What Now?

April 24, 2020

I am writing a lot these days; making a lot of cooking videos; and posting them. I love my work. I love connecting with all of you in any way I can. Our little community brings me a great deal of comfort and I hope it does the same for you during these oh, so interesting times.

But what I would really like to do right now? I’d like to be sitting in a sunny piazza somewhere in Firenze with the people I love the best, laughing over an espresso or cappuccino (soy, of course…). I’d wander the streets of Venice or the sun-bleached alleys that make up Ragusa Ibla in Sicily. I’d love to be having a Mediteranneo spritz, made up of Prosecco, limoncello and orange bitters while listening to the greatest mix of music. I’d be sharing pizza and pasta with our dear friends in Naples, Pompeii and RavelIo, enjoying the sun of southern Italy. I’d play on the beach of Gallipolli with our beloved babies.

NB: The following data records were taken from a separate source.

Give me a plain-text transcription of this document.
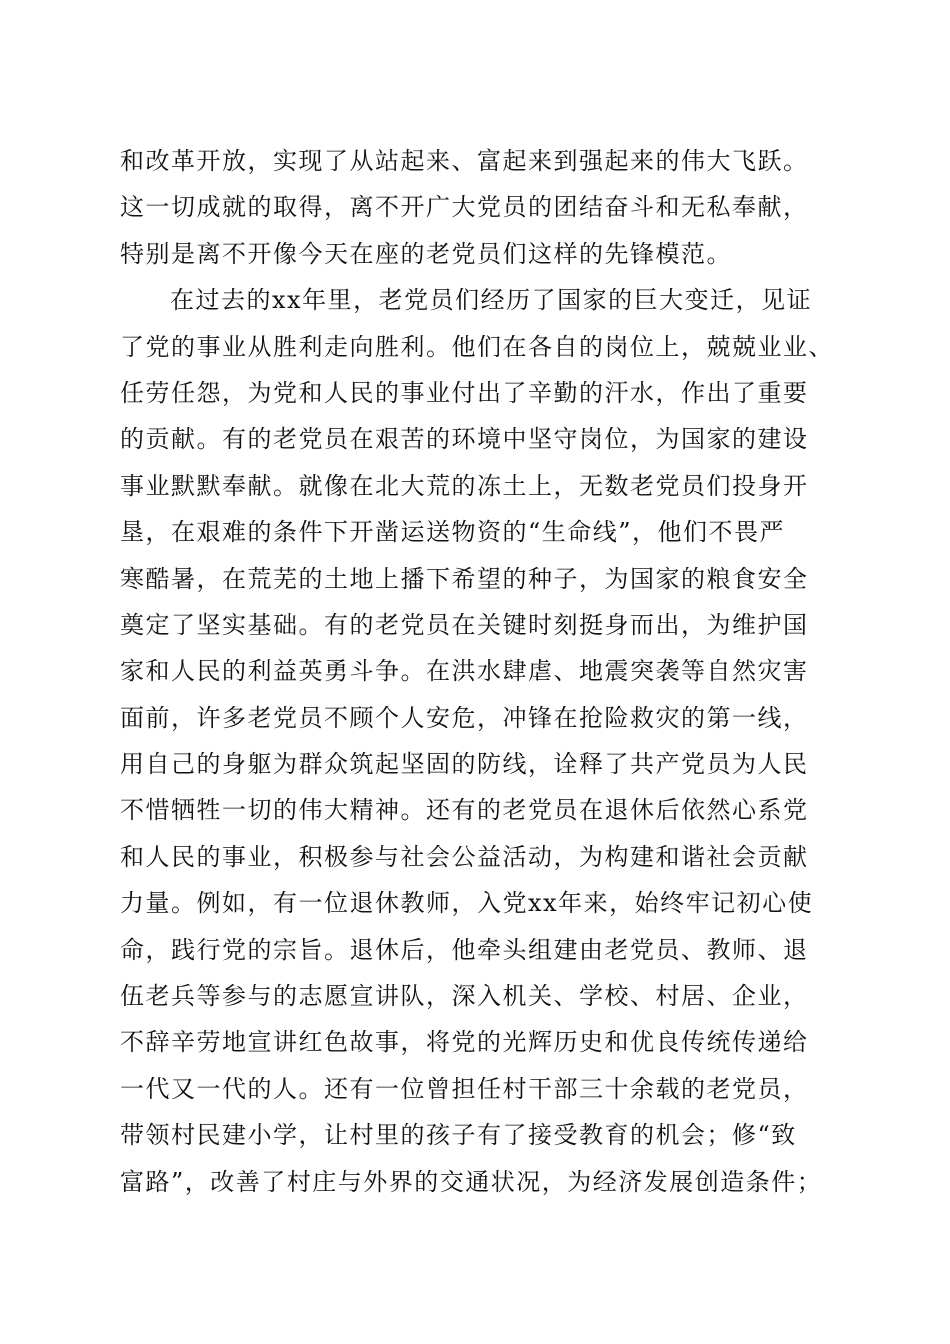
和改革开放，实现了从站起来、富起来到强起来的伟大飞跃。
这一切成就的取得，离不开广大党员的团结奋斗和无私奉献，
特别是离不开像今天在座的老党员们这样的先锋模范。
在过去的xx年里，老党员们经历了国家的巨大变迁，见证
了党的事业从胜利走向胜利。他们在各自的岗位上，兢兢业业、
任劳任怨，为党和人民的事业付出了辛勤的汗水，作出了重要
的贡献。有的老党员在艰苦的环境中坚守岗位，为国家的建设
事业默默奉献。就像在北大荒的冻土上，无数老党员们投身开
垦，在艰难的条件下开凿运送物资的“生命线”，他们不畏严
寒酷暑，在荒芜的土地上播下希望的种子，为国家的粮食安全
奠定了坚实基础。有的老党员在关键时刻挺身而出，为维护国
家和人民的利益英勇斗争。在洪水肆虐、地震突袭等自然灾害
面前，许多老党员不顾个人安危，冲锋在抢险救灾的第一线，
用自己的身躯为群众筑起坚固的防线，诠释了共产党员为人民
不惜牺牲一切的伟大精神。还有的老党员在退休后依然心系党
和人民的事业，积极参与社会公益活动，为构建和谐社会贡献
力量。例如，有一位退休教师，入党xx年来，始终牢记初心使
命，践行党的宗旨。退休后，他牵头组建由老党员、教师、退
伍老兵等参与的志愿宣讲队，深入机关、学校、村居、企业，
不辞辛劳地宣讲红色故事，将党的光辉历史和优良传统传递给
一代又一代的人。还有一位曾担任村干部三十余载的老党员，
带领村民建小学，让村里的孩子有了接受教育的机会；修“致
富路”，改善了村庄与外界的交通状况，为经济发展创造条件；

I’d not be social distancing; I’d be kissing everyone I loved and hugging them tight.

Instead, I love my husband fiercely (the greatest isolation partner I could ask for…), cook, clean, work out, go into our little city garden for some fresh air, maybe take a walk. I’ll find yet more house chores to do. We often make a joke about not having enough time to rearrange our sock drawers. Doesn’t seem so funny now. I find that if I am idle for too long in a day, the low hum of fear that lives in my mind becomes a loud roar. I want to cry…a lot. And I do, at night, when it’s quiet and I let the fear take over. I know there is no ‘going back to our old lives.’ There’s only going forward into new lives, whatever they might look like for the foreseeable future.

I expect that we are all going through something similar. Dreaming of what we would be doing were there not a pandemic keeping us indoors and away from most everything and everyone we love. Trying not to let our nervous fear become an overwhelming terror.

We all remember the days of handshakes, hugs and kisses; the days of crowded restaurants, events and stadiums. We remember popping out to the market for that thing we forgot on our errands. We remember a time when people didn’t hoard toilet paper.

But we can’t let this virus steal more from us than it already has: loved ones, freedom, security. We can’t allow the idea of being freely outside our homes become foreign to us. We must hold onto the hope that we will get through this and once again experience free, sunny days filled with those we love.

Remember, too that wonder surrounds us, but we must look for it now as this pandemic drags on. So look for it. You may find it in the seedlings that begin sprouting in your garden, the tree outside your window, its tender green leaves shading the sidewalk, the perfume of the food you are cooking, even with a limited pantry…maybe especially with a limited pantry. I am in constant wonder that we are managing to pull off three meals a day, each day and they all seem different, even with the same ingredients in use over and over again.

We will see better days. None of us know when nor do we know what they will look like. We must look forward in hope and in strength.

But how do we hold on? How do we stay strong? It’s back to the kitchen once again where we will build strength, stamina and our bodies’ ability to fight infection.

By now, you have stocked your pantry with grains and beans to last a lifetime or so it seems. Your fridge is as stocked as circumstances will allow. I hope that you’re tapping into your creativity and using your kitchen skills to nourish and maybe even delight your loved ones…or just you.

Now is not the time to throw in the towel on cooking, but to renew our passion and wonder for this nourishing art. Now is the kind of time I have always dreamed of, in a way. Certainly I hadn’t dreamed of a pandemic, but of a time when we let go of recipes and just cook. I write recipes for a living and yet, I long for days when we can let go of the specifics of a recipe and cook with passion and intuition. Of course, there are techniques to use correctly, but to cook with abandon is a dream. It’s exhausting to stress over not having the cumin called for in a bean recipe. So what? Cook it anyway. When recipes become just guides, prompts, if you will, your road to delicious dishes grows and grows. I wish that creativity for each one of you. I always mourn what I call cooking with a trembling measuring spoon so that recipes are followed exactly. That sucks the joy from cooking like nothing else.

Now is the time to double down on our cooking so that our bodies remain strong with our essential ability to fight infection protecting us like never before. We need our strength and health like never before.

Let’s do this and have the vitality to be there for each other in any way we can.